As StateScoop reports: “In August, states disclosed their plans for their shares of $380 million in grants from the U.S. Election Assistance Commission. Some states are using their grants to purchase new voting equipment, others are using it to create full-time cybersecurity positions in election offices.” 

Some of that money will be used for long-term elections security measures. In the run-up to the 2018 midterms, many states have shifted around personnel to enhance cybersecurity. “We were able to bring them up to speed pretty quickly with staff transferring in from other roles,” Meagan Wolfe, the interim administrator of the Wisconsin Elections Commission, told StateScoop recently. 

MORE FROM STATETECH: Find out how network segmentation can protect voting infrastructure! 

States, Counties Put Voting Protections in Place

There are certainly gaps that exist in election security, and the Journal reports that “voting machines have been replaced or upgraded in some states, but others are relying on equipment that is outdated or has a known cyber vulnerability.”

Still, states say they have made strides to close gaps. “States all across the country are more prepared,” Wayne Williams, the secretary of state of Colorado, told the Journal. Williams has been among the most active in adopting electoral cybersecurity measures, the newspaper reports.

Indeed, as StateTech has previously reported:

Colorado is mitigating the risk of attacks by nation-states and other actors with stringent IT requirements and policies, says Trevor Timmons, Colorado Department of State CIO. “We require that counties have endpoint protection software and not just anti-virus, but advanced malware prevention software for any machine that accesses the voter database,” he says. To make it easier, Sophos software is made available to Colorado counties at no cost. On the database side, data is encrypted.

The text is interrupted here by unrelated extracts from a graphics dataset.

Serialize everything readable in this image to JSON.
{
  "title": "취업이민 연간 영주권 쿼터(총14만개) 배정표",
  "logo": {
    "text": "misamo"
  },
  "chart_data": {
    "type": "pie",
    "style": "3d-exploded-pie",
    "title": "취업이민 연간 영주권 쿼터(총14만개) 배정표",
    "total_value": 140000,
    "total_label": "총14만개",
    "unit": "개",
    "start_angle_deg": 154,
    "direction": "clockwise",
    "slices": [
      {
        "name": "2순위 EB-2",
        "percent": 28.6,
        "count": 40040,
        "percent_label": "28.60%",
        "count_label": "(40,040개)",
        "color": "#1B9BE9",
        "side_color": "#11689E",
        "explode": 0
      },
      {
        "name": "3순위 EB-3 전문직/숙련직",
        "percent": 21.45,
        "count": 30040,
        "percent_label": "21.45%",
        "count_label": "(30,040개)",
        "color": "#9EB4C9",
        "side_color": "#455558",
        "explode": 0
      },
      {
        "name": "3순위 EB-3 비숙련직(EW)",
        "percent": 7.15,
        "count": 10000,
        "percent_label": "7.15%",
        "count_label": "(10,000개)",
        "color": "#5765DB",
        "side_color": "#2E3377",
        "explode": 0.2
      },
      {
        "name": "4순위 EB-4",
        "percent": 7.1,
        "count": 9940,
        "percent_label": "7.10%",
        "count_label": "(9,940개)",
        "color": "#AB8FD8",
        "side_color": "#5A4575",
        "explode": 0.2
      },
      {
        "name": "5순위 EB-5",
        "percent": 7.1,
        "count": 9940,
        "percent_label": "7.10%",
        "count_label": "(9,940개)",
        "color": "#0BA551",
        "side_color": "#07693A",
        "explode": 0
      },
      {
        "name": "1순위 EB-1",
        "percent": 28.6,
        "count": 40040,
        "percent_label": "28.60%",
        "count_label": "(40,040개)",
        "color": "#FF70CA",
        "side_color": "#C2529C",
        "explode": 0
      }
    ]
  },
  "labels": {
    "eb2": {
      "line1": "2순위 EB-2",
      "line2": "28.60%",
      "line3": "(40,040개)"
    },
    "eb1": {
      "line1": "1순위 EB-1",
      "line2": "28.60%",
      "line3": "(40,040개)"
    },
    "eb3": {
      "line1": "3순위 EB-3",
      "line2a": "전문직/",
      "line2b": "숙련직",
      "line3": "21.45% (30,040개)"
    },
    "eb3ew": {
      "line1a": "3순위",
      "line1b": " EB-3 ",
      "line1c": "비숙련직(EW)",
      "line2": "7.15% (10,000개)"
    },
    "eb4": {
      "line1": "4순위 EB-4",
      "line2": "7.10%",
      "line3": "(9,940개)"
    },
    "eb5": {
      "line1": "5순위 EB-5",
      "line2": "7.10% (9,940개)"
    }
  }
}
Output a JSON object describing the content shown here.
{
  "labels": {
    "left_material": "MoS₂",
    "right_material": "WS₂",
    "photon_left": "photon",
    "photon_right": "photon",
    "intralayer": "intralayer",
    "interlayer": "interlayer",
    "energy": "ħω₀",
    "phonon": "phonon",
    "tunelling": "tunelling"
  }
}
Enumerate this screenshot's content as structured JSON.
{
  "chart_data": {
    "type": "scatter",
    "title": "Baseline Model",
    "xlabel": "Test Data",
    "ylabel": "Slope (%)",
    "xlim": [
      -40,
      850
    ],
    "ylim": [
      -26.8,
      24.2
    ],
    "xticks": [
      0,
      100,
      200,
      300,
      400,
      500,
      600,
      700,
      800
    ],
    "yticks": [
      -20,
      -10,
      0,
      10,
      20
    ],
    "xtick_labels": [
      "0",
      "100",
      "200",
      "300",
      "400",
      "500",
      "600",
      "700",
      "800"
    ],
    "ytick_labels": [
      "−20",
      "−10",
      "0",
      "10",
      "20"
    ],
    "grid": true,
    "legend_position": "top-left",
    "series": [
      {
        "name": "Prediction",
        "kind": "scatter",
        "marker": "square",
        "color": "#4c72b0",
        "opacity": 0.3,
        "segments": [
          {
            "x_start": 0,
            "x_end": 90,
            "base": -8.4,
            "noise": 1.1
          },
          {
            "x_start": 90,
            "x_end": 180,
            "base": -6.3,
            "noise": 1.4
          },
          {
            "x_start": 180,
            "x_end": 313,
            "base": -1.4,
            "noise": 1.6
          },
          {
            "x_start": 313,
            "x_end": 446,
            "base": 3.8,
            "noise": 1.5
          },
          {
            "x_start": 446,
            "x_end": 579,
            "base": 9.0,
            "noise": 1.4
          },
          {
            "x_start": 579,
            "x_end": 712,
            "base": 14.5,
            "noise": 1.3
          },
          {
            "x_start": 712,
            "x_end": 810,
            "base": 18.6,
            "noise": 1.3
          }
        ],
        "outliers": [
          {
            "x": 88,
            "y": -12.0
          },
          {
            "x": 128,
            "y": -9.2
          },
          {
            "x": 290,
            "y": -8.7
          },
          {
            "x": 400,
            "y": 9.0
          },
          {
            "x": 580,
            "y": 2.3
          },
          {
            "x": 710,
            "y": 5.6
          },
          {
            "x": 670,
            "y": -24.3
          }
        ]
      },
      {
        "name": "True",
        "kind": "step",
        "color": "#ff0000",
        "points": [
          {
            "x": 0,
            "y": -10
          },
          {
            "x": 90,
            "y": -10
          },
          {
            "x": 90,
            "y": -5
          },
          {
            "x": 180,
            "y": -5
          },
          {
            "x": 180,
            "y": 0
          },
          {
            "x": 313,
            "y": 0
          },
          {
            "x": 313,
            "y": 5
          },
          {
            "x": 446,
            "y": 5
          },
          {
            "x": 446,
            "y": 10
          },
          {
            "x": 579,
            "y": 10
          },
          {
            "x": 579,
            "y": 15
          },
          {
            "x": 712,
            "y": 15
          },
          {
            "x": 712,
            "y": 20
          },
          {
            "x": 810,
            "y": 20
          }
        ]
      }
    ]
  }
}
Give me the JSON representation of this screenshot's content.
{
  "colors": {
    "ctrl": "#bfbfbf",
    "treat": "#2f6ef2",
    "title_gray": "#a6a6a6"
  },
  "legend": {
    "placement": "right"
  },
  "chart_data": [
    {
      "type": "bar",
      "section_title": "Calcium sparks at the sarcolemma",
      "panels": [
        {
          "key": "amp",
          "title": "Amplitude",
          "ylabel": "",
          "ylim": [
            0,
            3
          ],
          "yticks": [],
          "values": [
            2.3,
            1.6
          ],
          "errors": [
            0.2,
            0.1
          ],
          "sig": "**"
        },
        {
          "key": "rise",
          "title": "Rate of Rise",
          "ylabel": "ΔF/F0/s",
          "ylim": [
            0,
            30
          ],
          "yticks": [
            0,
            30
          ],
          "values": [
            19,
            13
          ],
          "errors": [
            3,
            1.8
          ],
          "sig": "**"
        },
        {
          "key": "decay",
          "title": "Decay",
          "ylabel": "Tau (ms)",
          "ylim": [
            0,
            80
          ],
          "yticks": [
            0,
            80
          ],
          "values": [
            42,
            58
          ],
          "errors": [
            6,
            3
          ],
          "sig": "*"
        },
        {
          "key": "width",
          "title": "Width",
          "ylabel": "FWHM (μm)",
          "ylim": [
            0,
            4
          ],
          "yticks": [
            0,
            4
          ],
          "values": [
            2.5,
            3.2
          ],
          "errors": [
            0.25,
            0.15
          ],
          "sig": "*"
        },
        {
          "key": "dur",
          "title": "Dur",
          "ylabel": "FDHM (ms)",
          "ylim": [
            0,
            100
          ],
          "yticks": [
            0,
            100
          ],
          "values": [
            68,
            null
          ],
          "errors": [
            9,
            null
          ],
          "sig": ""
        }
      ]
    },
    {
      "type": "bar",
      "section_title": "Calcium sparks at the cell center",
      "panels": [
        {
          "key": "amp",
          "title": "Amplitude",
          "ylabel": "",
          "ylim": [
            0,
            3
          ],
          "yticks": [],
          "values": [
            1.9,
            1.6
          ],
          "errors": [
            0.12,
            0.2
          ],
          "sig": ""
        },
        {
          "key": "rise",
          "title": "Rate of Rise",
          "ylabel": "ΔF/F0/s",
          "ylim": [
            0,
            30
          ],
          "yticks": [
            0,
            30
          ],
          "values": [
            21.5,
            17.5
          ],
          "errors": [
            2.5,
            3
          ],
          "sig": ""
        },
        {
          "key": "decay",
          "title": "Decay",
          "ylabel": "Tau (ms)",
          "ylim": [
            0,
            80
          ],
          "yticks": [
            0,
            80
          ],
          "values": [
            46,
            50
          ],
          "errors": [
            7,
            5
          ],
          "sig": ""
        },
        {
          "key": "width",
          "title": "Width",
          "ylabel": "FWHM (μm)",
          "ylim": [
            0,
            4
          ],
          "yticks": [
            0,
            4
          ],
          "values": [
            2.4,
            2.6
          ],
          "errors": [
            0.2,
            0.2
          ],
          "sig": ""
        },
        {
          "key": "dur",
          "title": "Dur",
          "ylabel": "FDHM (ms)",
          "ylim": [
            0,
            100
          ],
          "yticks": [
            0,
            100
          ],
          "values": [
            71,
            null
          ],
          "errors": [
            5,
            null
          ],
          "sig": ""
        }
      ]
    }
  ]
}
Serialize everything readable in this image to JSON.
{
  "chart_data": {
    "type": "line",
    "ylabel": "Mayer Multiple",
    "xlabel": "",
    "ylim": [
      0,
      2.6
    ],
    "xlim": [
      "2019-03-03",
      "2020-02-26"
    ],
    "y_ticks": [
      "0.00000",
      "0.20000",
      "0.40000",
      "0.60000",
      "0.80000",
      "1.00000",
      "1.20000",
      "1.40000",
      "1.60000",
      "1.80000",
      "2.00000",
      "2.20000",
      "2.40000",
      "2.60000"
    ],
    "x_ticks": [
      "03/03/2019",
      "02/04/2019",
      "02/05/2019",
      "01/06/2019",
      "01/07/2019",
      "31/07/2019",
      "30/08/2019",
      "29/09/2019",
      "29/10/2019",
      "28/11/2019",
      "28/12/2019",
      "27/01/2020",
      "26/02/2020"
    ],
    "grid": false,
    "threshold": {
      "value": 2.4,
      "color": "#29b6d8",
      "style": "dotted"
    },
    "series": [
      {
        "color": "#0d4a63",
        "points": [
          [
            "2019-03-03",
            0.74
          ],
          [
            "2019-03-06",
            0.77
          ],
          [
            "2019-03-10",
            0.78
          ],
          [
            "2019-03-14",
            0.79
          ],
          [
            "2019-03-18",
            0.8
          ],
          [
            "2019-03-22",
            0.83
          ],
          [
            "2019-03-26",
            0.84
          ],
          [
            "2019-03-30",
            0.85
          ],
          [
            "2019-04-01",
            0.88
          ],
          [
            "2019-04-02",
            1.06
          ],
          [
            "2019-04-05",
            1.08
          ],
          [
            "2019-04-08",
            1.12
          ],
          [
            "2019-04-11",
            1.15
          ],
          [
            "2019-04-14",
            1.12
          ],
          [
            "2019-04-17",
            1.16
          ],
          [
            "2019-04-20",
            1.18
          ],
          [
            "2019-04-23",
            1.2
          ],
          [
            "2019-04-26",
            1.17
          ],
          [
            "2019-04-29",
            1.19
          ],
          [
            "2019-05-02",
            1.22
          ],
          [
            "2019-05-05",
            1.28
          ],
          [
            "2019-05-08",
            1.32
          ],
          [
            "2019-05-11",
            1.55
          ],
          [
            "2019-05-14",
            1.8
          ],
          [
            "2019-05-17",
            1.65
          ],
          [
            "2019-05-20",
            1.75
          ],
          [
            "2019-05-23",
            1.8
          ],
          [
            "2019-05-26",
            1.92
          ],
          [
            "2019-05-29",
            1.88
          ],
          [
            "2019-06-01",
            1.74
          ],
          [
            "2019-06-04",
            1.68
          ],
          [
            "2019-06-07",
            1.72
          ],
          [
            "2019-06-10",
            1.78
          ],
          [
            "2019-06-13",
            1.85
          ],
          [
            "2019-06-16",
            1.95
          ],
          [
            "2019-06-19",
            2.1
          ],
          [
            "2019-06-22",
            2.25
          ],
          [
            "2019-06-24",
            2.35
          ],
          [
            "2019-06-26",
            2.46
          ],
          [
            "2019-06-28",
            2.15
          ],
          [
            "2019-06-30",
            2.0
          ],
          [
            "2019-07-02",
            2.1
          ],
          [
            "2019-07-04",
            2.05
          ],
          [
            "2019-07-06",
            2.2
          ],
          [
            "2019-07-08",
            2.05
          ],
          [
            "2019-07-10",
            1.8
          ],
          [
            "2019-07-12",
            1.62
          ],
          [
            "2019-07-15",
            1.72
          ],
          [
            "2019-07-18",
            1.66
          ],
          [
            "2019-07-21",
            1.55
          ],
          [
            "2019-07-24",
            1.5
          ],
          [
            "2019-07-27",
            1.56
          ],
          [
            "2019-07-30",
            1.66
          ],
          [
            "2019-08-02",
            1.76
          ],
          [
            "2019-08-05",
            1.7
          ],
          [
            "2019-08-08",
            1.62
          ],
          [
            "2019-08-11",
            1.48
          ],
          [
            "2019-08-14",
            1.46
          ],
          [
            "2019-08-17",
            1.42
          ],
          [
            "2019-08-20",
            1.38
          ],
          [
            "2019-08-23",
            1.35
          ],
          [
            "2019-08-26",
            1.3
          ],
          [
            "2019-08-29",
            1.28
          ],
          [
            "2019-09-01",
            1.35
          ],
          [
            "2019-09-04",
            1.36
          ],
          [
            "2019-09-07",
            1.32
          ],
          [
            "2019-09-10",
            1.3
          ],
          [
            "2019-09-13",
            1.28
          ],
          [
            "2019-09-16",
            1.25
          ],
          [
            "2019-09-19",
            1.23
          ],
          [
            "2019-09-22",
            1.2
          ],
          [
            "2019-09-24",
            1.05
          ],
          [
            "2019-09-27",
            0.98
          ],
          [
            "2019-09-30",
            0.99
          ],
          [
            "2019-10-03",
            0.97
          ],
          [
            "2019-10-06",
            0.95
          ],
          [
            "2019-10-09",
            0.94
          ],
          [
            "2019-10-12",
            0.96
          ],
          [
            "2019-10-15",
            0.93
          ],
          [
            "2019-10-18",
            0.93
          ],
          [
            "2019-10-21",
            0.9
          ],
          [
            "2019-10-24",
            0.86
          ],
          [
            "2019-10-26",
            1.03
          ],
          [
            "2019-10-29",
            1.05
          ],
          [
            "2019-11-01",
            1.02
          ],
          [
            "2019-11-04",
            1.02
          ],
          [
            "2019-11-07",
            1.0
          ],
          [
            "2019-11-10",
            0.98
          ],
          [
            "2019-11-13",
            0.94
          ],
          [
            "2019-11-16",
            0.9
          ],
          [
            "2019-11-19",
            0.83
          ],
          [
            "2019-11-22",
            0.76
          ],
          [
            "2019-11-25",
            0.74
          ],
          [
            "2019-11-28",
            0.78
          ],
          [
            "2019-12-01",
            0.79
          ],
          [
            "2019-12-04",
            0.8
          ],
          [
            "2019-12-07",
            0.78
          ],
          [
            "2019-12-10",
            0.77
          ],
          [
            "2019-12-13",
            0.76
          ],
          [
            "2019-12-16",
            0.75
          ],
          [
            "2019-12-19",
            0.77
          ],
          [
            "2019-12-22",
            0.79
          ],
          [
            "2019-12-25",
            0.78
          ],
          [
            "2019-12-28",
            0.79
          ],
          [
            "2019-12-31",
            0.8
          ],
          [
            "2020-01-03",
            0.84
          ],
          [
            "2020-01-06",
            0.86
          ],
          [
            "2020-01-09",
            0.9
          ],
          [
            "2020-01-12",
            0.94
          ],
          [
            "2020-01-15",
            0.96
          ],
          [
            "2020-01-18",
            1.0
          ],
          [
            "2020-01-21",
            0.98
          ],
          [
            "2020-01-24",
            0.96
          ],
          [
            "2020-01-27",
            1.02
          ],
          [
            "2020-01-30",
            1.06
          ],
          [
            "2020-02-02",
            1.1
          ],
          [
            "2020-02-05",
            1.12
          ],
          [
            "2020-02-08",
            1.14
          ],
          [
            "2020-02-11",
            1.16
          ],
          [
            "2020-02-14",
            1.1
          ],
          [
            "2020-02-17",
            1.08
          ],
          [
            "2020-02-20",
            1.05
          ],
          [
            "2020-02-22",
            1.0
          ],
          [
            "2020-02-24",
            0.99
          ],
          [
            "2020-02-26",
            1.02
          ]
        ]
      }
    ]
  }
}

Other states are using their National Guard units to guard against cybersecurity threats to election systems. Washington Secretary of State Kim Wyman tells StateScoop that uniformed personnel “will have roles at the states security operations center alongside her civilian staff, running a series of threat assessments and vulnerability scans leading into Election Day.” 

“They only have to get it right once, and we have to get it right 24/7,” Wyman said in Seattle in October, according to the publication. “We are seeing activity. We assume every single threat could be someone trying to mess with our elections.”